There's nothing flakey about it

The new apartment is so much bigger than my previous place. That means that several items which I’ve had in storage are actually being used — or prominently on display.

Sunday afternoon I was cleaning up and organizing my bedroom, one of the last rooms in the house to be tended to. (I never got my bedroom painted in my old apartment, despite living there for 18 months). I took my box of Flutie Flakes and put them on top of my dresser, surrounded by a couple of stuffed hedgehogs and a stuffed bear.

And my girlfriend immediately started picking on me!

You’re thinking she was picking on my for owning stuffed animals, right? That’s where I thought she was going to go when she started laughing. I mean, what self-respecting adult male has a collection of stuffed animals that he keeps on display?

But, no, she had seen the hedgehogs and the polar bear before. It was the Flutie Flakes that apparently drew her attention.

The box is in pristine condition — still unopened. They go for about $10 on eBay. Of course, I didn’t know that until about 30 seconds ago because I’ve never considered selling it.
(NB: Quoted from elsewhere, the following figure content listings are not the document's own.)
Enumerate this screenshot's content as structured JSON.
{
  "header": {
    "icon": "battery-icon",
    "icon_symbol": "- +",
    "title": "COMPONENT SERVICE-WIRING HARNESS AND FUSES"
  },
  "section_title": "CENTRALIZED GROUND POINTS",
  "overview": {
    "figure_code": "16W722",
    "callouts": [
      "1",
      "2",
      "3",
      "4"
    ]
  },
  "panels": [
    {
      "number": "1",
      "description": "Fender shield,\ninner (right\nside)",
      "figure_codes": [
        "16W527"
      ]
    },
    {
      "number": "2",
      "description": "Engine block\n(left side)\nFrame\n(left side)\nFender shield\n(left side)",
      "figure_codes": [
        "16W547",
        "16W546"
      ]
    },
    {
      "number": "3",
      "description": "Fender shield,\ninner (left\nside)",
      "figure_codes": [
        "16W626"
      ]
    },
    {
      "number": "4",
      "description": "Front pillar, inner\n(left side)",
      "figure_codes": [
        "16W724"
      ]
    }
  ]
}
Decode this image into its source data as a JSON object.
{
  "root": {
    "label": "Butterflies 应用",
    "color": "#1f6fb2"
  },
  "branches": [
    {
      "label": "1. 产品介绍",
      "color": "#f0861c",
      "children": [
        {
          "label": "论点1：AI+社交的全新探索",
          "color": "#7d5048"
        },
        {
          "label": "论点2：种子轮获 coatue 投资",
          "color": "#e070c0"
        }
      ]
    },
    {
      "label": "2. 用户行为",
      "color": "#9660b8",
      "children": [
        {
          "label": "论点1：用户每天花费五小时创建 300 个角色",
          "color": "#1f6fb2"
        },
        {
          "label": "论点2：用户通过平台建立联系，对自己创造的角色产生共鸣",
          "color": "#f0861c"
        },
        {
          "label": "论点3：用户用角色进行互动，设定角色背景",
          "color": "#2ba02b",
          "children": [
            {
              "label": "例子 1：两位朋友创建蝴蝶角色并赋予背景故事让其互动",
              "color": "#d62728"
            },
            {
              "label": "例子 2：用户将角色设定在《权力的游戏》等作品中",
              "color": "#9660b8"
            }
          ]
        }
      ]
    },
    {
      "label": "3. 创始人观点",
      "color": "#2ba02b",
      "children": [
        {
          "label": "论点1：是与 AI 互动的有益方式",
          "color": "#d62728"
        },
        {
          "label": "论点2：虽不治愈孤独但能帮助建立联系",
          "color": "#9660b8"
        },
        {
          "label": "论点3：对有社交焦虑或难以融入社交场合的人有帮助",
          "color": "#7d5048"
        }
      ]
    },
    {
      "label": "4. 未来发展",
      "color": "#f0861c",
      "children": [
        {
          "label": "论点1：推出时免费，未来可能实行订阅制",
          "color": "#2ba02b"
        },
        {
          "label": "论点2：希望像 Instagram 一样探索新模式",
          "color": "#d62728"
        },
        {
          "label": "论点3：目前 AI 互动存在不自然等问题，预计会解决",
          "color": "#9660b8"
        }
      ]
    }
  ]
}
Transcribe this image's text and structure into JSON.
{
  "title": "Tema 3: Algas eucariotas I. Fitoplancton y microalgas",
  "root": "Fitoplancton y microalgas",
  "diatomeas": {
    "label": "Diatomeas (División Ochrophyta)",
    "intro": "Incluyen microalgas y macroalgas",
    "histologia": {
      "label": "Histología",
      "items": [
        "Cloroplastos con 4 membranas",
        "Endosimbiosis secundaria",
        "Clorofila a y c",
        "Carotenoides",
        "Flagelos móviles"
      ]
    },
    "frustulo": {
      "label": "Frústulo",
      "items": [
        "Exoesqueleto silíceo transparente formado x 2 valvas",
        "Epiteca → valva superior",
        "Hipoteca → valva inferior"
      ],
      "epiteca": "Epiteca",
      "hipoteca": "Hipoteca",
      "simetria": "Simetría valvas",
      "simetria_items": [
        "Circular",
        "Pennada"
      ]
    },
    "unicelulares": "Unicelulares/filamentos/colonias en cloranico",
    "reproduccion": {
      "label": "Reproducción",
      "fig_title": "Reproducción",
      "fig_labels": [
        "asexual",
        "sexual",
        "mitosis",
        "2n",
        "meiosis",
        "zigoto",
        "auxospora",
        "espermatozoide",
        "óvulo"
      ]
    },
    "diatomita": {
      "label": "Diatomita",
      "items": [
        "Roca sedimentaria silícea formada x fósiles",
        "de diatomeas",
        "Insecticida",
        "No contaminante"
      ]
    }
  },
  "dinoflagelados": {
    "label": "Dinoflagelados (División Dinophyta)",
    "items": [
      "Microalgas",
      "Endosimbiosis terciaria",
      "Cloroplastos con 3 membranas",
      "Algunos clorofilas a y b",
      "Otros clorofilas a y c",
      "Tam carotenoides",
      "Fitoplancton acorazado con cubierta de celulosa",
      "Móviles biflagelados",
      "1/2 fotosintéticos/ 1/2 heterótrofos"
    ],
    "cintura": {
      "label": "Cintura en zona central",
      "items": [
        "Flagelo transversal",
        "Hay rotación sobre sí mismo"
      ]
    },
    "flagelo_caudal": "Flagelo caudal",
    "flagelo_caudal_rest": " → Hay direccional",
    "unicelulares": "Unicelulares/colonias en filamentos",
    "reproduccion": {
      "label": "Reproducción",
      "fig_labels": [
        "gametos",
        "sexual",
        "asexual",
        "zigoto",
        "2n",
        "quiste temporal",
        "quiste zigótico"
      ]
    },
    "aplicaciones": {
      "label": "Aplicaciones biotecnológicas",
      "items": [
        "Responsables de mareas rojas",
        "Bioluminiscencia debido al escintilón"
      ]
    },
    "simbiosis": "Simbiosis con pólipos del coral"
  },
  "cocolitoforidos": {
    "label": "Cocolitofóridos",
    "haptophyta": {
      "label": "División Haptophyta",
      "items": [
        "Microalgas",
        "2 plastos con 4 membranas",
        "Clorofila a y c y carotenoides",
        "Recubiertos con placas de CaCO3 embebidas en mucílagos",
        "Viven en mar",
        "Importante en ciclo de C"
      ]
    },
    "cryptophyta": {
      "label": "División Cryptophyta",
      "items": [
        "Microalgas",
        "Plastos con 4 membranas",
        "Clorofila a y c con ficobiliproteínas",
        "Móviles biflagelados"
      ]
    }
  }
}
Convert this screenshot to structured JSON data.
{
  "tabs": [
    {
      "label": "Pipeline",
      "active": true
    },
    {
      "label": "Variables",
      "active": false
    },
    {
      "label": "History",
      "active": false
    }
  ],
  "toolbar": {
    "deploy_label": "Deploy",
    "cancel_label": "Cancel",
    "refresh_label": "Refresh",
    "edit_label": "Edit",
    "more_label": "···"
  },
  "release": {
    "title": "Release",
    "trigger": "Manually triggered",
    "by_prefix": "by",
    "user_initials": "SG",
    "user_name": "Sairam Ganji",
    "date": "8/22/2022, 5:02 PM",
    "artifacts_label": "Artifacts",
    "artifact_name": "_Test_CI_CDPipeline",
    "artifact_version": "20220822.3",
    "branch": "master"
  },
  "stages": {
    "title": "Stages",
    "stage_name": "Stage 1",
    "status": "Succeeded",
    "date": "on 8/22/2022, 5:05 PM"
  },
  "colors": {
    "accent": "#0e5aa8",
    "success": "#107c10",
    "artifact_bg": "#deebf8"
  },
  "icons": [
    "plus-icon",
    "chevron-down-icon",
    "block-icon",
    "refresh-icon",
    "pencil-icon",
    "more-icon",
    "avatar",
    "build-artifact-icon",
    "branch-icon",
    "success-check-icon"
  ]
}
For one, it provides “10 essential vitamins and minerals.” For another thing, it’s kind of signed. In the same manner that all first-edition Flutie Flakes were signed. And lastly (this may be key), my dad gave it to me.

“I’ll bet 10 percent of men in Western New York still have a box of Flutie Flakes,” I told her.

She seemed to doubt this supposition on my part and contends that any self-respecting male that does have a box of Flutie Flakes has them hidden in a closet somewhere so his wife or girlfriend won’t throw it out.

I know I’ve said previously that I’m not a huge sports fan, but c’mon. Doug Flutie? How could you not like the guy. For a while, he was the hero of 50 percent of guys in the Buffalo area. The other 50 percent, for some reason, hated him.

Maybe she’s right. Maybe the “shrine” (her words not mine) to the Flutie Flakes is a bit much.

Eventually, they’ll end up on a shelf along with other items she’ll think should embarrass me but don’t, like my tin Labatt Blue sign which she suggested should go in the “man cave” (attic).

But for now, my box of Flutie Flakes will be prominently displayed in my bedroom — where no one other than her or I will see them.

But I have to ask you guys, where do you keep yours?